In his foreword to “How Fire Descends” by Serhiy Zhadan, translated by Virlana Tkacz and Wanda Phipps, poet Ilya Kaminsky writes, “Zhadan searches for language that connects with and makes legible eastern Ukrainians’ experiences.”
The book, with groups of selected poems from a series of collections, is evidence of this search. The poems highlight language, specifically the language of loneliness and the language of war. The included collections were all written since the Russian invasion of 2014.

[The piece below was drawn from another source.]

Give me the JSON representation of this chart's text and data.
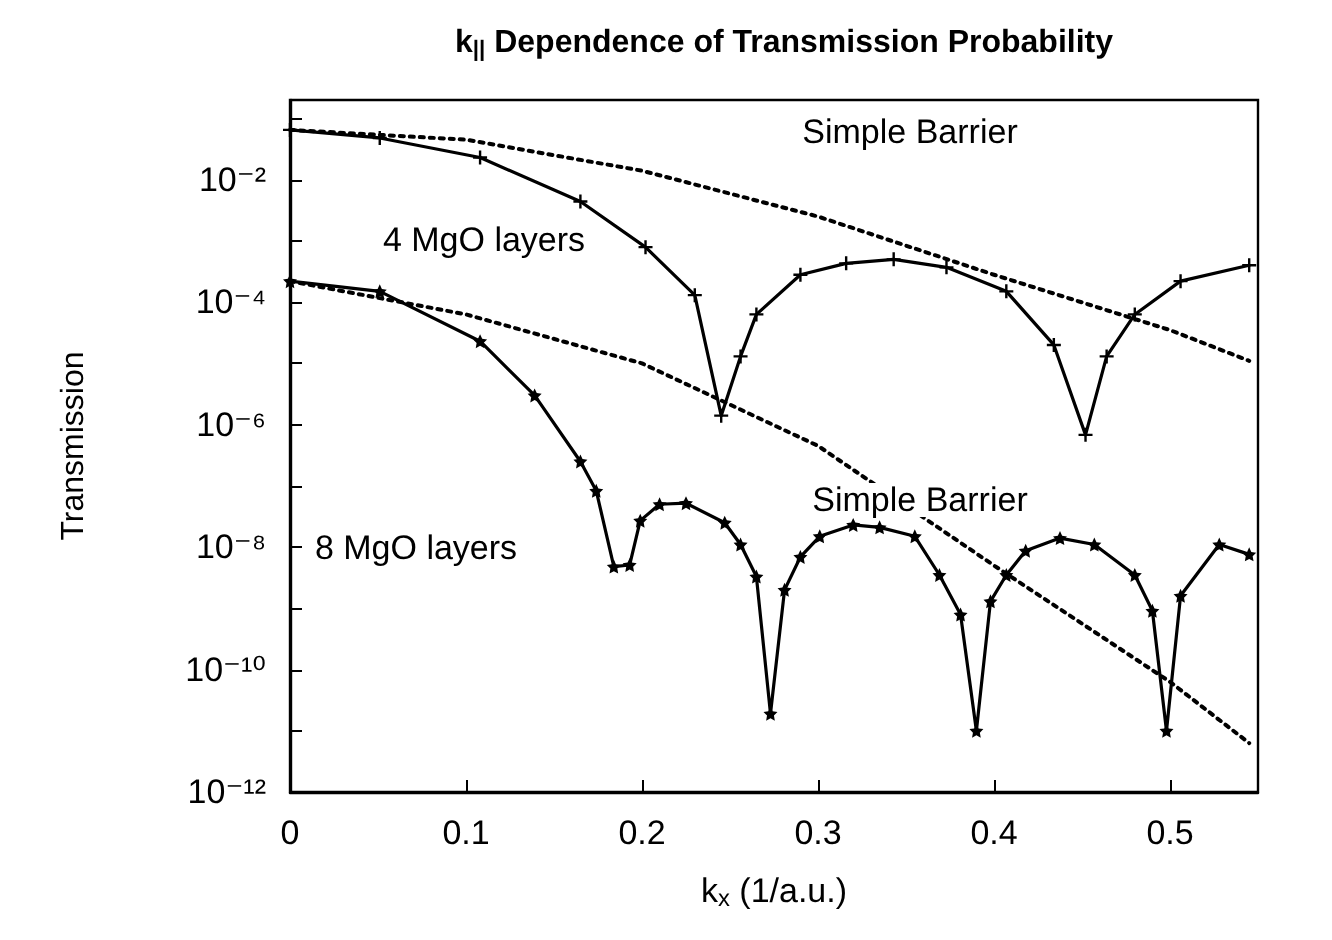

It is impossible to falter when reading the translation by Ms. Tkacz and Ms. Phipps. The words are pressed to the page with confidence. The translation bears the language of the original inside it while sounding natural in English. The process of working on a co-translation makes the language feel particularly refined. Mr. Zhadan’s poems are often featured in events staged by Yara Arts Group, of which Ms. Tkacz and Ms. Phipps are founding members, and it is a pleasure to read them on the page.

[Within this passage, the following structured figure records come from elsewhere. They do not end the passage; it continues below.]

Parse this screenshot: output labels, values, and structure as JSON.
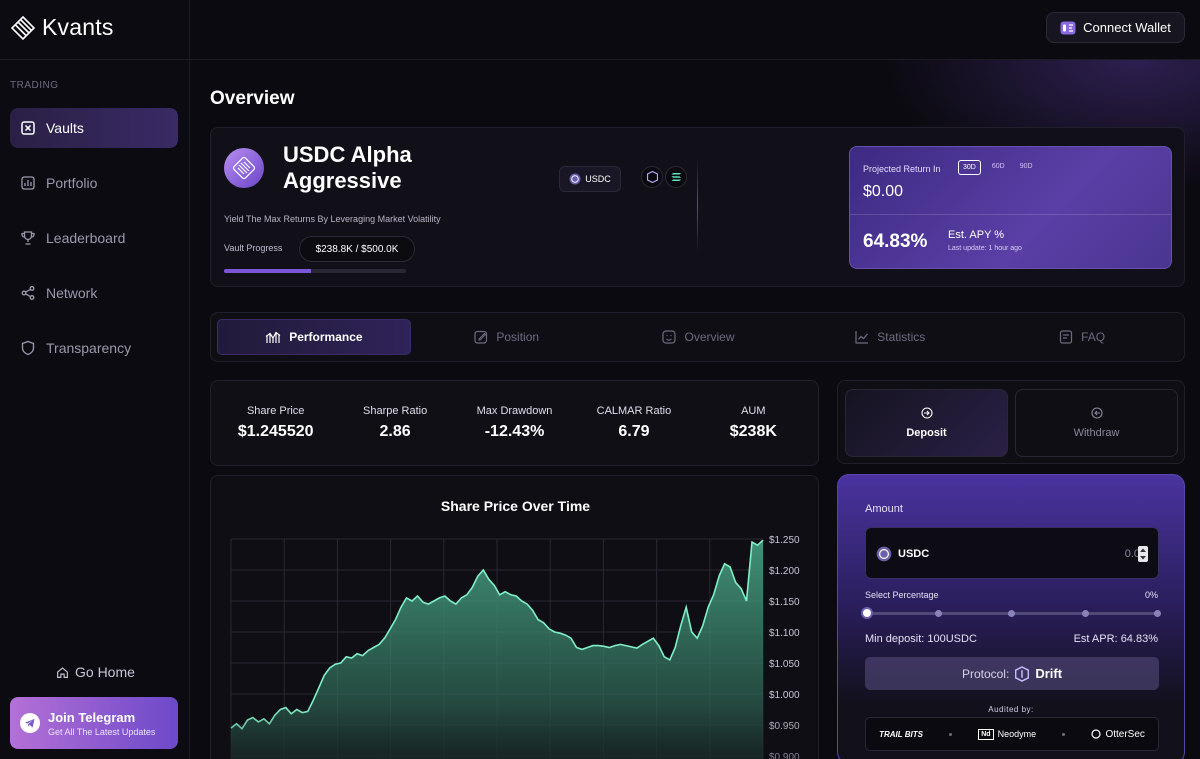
{
  "app": {
    "name": "Kvants"
  },
  "sidebar": {
    "section_label": "TRADING",
    "items": [
      {
        "label": "Vaults",
        "icon": "vault-icon",
        "active": true
      },
      {
        "label": "Portfolio",
        "icon": "portfolio-icon",
        "active": false
      },
      {
        "label": "Leaderboard",
        "icon": "trophy-icon",
        "active": false
      },
      {
        "label": "Network",
        "icon": "share-icon",
        "active": false
      },
      {
        "label": "Transparency",
        "icon": "shield-icon",
        "active": false
      }
    ],
    "go_home": "Go Home",
    "telegram": {
      "title": "Join Telegram",
      "subtitle": "Get All The Latest Updates"
    }
  },
  "header": {
    "connect_wallet": "Connect Wallet"
  },
  "page": {
    "title": "Overview"
  },
  "vault": {
    "name": "USDC Alpha Aggressive",
    "description": "Yield The Max Returns By Leveraging Market Volatility",
    "progress_label": "Vault Progress",
    "progress_text": "$238.8K / $500.0K",
    "progress_fraction": 0.4776,
    "token": "USDC"
  },
  "projection": {
    "label": "Projected Return In",
    "periods": [
      "30D",
      "60D",
      "90D"
    ],
    "selected_period": "30D",
    "value": "$0.00",
    "apy": "64.83%",
    "apy_label": "Est. APY %",
    "last_update": "Last update: 1 hour ago"
  },
  "tabs": [
    {
      "label": "Performance",
      "icon": "chart-candles-icon",
      "active": true
    },
    {
      "label": "Position",
      "icon": "edit-icon",
      "active": false
    },
    {
      "label": "Overview",
      "icon": "smile-icon",
      "active": false
    },
    {
      "label": "Statistics",
      "icon": "line-chart-icon",
      "active": false
    },
    {
      "label": "FAQ",
      "icon": "faq-icon",
      "active": false
    }
  ],
  "stats": [
    {
      "label": "Share Price",
      "value": "$1.245520"
    },
    {
      "label": "Sharpe Ratio",
      "value": "2.86"
    },
    {
      "label": "Max Drawdown",
      "value": "-12.43%"
    },
    {
      "label": "CALMAR Ratio",
      "value": "6.79"
    },
    {
      "label": "AUM",
      "value": "$238K"
    }
  ],
  "chart_data": {
    "type": "area",
    "title": "Share Price Over Time",
    "ylim": [
      0.9,
      1.25
    ],
    "y_ticks": [
      "$1.250",
      "$1.200",
      "$1.150",
      "$1.100",
      "$1.050",
      "$1.000",
      "$0.950",
      "$0.900"
    ],
    "y_tick_values": [
      1.25,
      1.2,
      1.15,
      1.1,
      1.05,
      1.0,
      0.95,
      0.9
    ],
    "values": [
      0.945,
      0.952,
      0.944,
      0.958,
      0.962,
      0.955,
      0.96,
      0.952,
      0.966,
      0.975,
      0.978,
      0.968,
      0.975,
      0.97,
      0.972,
      0.99,
      1.01,
      1.03,
      1.042,
      1.048,
      1.05,
      1.06,
      1.058,
      1.065,
      1.062,
      1.07,
      1.075,
      1.08,
      1.09,
      1.105,
      1.12,
      1.14,
      1.155,
      1.15,
      1.158,
      1.148,
      1.145,
      1.15,
      1.155,
      1.158,
      1.15,
      1.145,
      1.155,
      1.16,
      1.172,
      1.19,
      1.2,
      1.185,
      1.175,
      1.16,
      1.165,
      1.16,
      1.158,
      1.15,
      1.145,
      1.135,
      1.12,
      1.115,
      1.105,
      1.1,
      1.098,
      1.095,
      1.09,
      1.075,
      1.072,
      1.075,
      1.078,
      1.078,
      1.077,
      1.075,
      1.078,
      1.08,
      1.078,
      1.076,
      1.074,
      1.08,
      1.085,
      1.09,
      1.078,
      1.06,
      1.055,
      1.075,
      1.11,
      1.14,
      1.1,
      1.09,
      1.11,
      1.14,
      1.16,
      1.19,
      1.21,
      1.205,
      1.18,
      1.17,
      1.15,
      1.245,
      1.24,
      1.248
    ]
  },
  "deposit": {
    "deposit_label": "Deposit",
    "withdraw_label": "Withdraw",
    "amount_label": "Amount",
    "token": "USDC",
    "amount_value": "0.0",
    "select_percentage": "Select Percentage",
    "percentage": "0%",
    "percentage_fraction": 0,
    "min_deposit_label": "Min deposit:",
    "min_deposit": "100USDC",
    "est_apr_label": "Est APR:",
    "est_apr": "64.83%",
    "protocol_label": "Protocol:",
    "protocol": "Drift",
    "audited_by": "Audited by:",
    "auditors": [
      "TRAIL BITS",
      "Neodyme",
      "OtterSec"
    ]
  }
}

In his personal life, Mr. Zhadan uses language to champion Ukrainian causes. As Mr. Kaminsky mentions, when Mr. Zhadan was ordered to kiss the Russian flag, he refused, using words. In the book he writes, “The first word is the first light.” Each word in the poetry carries a great weight.
Language becomes present in memory and in the future as it is, “important even after death.” Mr. Zhadan writes about the attempt to change language. Changing language includes changing reality and changing relationships. He also writes about “the desire to rename everything.”
Poems from one of the last collections included in the book “Antenna” include a multi-layered love poem. Mr. Zhadan mentions retelling a story in his own words. The story between the couple is a language of gestures and disappointments. He thinks her lips look chapped as if “maybe she was kissing someone long and hard,” but in fact she has been standing on the cold street for a long time handing out flyers “no one needs.”
The poems are universal. They are the reason that Mr. Zhadan commands the popularity of a rock star. They are about having the strength to speak. “You Will Never Write,” is about enjoying the words, letting them linger and fill you. When talking about poetry, he writes, “You can only enjoy it/You can only reread it.” This book is one to enjoy, relate to and reread.
Readers need this book to better understand the world and themselves as they relate to the voices in the poems.
The poems transcend loneliness as readers feel a sense of connection with the poet. “I now have the words/to talk about silence.” Now readers have the poet’s words to express their deepest thoughts. Mr. Zhadan commands: “Remember the breath, the presence, the eruption of language.”
The book is available at local bookstores, bookshop.org, barnesandnoble.com, and from the publisher Yale University Press. “How Fire Descends” is a great way to introduce your friends who love poetry to contemporary Ukrainian verse.